Les pouvoirs et les capacités des directions nationales des assurances doivent être renforcés pour leur permettre de jouer pleinement leur rôle de relais, surtout pour l’amélioration des services aux assurés et aux bénéficiaires de contrats.
Enfin, l’instauration effective d’un marché unique s’avère plus qu’urgente. L’espace CIMA ne pourrait se développer s’il continue de fonctionner comme une juxtaposition de marchés morcelés sans véritable profondeur. L’évolution vers un marché unique des assurances dans les États de la CIMA est un processus inéluctable, d’autant plus que les signataires du traité CIMA avaient intégré cette idée dans le texte. Par ailleurs, le processus de la CIMA présente des atouts indéniables et devrait donc évoluer assez rapidement.

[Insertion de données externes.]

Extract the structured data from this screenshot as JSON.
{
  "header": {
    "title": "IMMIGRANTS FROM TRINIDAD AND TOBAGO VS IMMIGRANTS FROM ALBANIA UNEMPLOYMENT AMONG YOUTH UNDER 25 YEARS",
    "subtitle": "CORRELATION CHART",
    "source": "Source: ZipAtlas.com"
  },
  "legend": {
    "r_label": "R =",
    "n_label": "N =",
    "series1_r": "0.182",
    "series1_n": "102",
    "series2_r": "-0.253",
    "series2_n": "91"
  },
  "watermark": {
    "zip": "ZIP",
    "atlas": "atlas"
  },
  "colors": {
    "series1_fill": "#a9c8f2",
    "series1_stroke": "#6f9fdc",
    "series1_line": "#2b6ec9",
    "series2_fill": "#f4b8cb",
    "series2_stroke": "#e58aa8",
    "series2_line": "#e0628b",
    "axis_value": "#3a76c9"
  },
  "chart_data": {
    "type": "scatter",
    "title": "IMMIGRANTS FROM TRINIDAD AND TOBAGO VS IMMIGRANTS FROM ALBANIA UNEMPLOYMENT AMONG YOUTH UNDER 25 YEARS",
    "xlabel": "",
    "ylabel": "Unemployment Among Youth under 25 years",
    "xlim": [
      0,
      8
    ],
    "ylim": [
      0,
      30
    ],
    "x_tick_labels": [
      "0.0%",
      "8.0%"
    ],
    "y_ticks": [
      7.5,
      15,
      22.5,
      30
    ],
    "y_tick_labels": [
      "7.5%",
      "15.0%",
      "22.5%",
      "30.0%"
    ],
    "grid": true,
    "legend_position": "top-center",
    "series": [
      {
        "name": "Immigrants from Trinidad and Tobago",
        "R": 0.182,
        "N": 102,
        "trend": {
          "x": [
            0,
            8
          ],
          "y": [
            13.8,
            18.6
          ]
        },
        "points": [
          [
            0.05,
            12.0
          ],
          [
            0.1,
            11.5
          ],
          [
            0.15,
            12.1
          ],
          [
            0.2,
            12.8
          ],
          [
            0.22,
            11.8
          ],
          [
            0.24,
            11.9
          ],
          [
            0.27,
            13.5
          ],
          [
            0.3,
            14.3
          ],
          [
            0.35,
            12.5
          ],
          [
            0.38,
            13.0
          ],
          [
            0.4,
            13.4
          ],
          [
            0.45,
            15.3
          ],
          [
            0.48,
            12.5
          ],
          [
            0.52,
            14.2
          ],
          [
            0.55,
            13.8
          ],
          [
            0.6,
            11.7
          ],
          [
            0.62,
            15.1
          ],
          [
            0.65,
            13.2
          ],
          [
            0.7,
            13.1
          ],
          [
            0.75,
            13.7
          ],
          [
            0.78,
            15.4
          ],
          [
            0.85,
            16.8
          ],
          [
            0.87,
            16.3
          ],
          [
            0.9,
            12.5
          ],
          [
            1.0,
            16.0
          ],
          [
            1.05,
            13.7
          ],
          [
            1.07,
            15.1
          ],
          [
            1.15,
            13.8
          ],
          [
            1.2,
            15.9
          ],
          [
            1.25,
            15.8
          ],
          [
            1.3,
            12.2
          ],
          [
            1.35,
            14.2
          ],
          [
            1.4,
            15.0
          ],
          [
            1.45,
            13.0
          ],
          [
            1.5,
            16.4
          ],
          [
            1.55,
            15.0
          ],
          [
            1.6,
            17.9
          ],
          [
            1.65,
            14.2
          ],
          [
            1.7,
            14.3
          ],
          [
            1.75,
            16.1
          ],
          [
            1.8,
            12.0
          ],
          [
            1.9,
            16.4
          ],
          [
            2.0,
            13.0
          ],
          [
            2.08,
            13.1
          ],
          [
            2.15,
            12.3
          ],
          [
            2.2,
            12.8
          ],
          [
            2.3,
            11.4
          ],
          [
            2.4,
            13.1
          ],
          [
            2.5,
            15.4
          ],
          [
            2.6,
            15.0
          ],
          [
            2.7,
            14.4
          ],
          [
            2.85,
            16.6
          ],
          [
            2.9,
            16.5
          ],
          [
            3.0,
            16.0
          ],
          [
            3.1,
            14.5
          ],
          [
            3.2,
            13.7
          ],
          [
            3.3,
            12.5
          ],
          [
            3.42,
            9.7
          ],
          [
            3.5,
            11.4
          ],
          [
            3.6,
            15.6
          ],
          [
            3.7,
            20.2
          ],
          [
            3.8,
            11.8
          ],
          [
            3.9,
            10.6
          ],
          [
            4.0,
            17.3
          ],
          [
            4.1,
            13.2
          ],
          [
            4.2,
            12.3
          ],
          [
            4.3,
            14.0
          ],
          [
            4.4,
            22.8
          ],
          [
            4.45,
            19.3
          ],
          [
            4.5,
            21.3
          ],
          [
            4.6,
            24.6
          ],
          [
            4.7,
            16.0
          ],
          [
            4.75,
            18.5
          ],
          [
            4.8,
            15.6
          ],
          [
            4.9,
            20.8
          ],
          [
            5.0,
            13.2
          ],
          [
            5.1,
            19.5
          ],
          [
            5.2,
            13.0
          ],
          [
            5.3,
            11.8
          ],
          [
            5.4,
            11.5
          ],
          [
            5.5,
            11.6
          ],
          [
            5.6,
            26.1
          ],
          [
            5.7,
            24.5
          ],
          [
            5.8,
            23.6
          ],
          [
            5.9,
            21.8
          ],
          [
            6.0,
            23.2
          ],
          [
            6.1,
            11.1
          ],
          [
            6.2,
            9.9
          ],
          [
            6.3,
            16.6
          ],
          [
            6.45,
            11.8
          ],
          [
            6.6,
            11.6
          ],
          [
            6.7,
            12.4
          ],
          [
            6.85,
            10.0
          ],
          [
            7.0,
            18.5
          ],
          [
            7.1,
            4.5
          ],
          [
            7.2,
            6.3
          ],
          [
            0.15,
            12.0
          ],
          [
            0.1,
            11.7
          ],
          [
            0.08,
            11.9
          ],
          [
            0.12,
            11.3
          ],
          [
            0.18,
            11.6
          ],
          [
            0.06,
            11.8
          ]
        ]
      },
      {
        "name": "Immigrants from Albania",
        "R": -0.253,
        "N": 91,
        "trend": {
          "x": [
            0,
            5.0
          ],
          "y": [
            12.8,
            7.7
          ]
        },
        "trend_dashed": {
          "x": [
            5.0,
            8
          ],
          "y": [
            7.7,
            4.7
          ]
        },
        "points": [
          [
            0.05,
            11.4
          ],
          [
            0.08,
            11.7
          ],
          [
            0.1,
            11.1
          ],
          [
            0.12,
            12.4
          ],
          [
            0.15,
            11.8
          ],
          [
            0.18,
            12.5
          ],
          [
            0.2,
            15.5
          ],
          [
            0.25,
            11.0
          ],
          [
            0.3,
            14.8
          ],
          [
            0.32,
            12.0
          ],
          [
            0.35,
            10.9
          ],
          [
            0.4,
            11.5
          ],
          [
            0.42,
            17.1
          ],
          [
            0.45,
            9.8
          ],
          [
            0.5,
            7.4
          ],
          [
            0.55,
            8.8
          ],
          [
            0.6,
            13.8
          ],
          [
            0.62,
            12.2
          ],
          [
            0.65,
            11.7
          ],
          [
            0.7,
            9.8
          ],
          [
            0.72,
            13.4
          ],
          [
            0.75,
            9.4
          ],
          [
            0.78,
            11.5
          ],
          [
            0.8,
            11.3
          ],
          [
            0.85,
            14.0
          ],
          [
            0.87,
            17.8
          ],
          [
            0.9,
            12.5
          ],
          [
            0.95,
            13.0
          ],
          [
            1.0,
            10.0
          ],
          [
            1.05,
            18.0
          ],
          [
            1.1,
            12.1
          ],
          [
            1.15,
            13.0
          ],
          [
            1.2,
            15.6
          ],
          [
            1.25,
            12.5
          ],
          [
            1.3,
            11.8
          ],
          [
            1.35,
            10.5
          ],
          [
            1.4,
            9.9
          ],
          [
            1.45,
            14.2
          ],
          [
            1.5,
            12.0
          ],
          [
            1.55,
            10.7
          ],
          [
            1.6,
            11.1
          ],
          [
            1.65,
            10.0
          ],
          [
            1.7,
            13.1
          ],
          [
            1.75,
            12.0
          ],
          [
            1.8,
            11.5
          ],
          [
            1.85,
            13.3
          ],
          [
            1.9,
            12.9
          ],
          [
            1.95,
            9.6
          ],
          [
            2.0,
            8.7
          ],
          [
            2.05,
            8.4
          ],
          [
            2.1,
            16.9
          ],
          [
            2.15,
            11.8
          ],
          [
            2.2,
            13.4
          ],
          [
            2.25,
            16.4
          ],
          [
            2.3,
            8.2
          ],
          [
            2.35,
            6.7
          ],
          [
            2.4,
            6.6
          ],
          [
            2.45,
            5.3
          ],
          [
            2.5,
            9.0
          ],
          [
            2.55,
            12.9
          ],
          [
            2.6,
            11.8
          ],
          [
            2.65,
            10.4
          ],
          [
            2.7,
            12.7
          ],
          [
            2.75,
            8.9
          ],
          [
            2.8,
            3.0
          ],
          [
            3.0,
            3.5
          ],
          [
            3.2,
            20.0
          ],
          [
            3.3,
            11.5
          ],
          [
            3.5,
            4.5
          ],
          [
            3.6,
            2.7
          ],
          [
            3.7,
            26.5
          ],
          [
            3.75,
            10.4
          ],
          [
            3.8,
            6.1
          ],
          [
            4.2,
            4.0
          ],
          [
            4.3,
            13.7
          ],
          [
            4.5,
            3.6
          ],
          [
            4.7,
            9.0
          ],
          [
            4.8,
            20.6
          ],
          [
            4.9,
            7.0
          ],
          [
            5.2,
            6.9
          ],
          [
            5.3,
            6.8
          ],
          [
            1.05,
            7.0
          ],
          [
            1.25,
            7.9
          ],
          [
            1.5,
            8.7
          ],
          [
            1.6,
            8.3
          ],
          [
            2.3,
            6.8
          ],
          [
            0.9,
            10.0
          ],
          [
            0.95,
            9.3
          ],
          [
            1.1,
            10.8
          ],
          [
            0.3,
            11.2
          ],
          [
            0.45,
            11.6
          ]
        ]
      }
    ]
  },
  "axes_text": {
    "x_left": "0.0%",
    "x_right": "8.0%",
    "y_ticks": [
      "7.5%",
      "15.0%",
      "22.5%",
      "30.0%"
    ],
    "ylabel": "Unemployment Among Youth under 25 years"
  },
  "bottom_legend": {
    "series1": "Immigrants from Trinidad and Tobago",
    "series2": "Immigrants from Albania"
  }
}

La première étape vers la liberté de prestation de services a été franchie avec l’adoption du règlement n° 002/CIMA/PCMA/PCE/SG/06 du 11 septembre 2006 portant mise en place d’une coassurance communautaire entre les États membres de la CIMA pour certains grands risques de pointe. Cette avancée doit être appréhendée avec la nécessité de mettre à niveau le corpus réglementaire pour renforcer la surface financière des sociétés d’assurances, notamment par le relèvement du capital social des compagnies d’assurances, sanctionner à temps le non-respect des dispositions réglementaires et définir de nouvelles règles de solvabilité intégrant des indicateurs de paiement de sinistres.
Ces réformes s’avèrent plus que nécessaires si la CIMA veut demeurer un exemple et sortir de sa fragilité pour se comparer aux géants régionaux des marchés africains de l’assurance tels que le Maroc, le Nigeria et l’Afrique du Sud.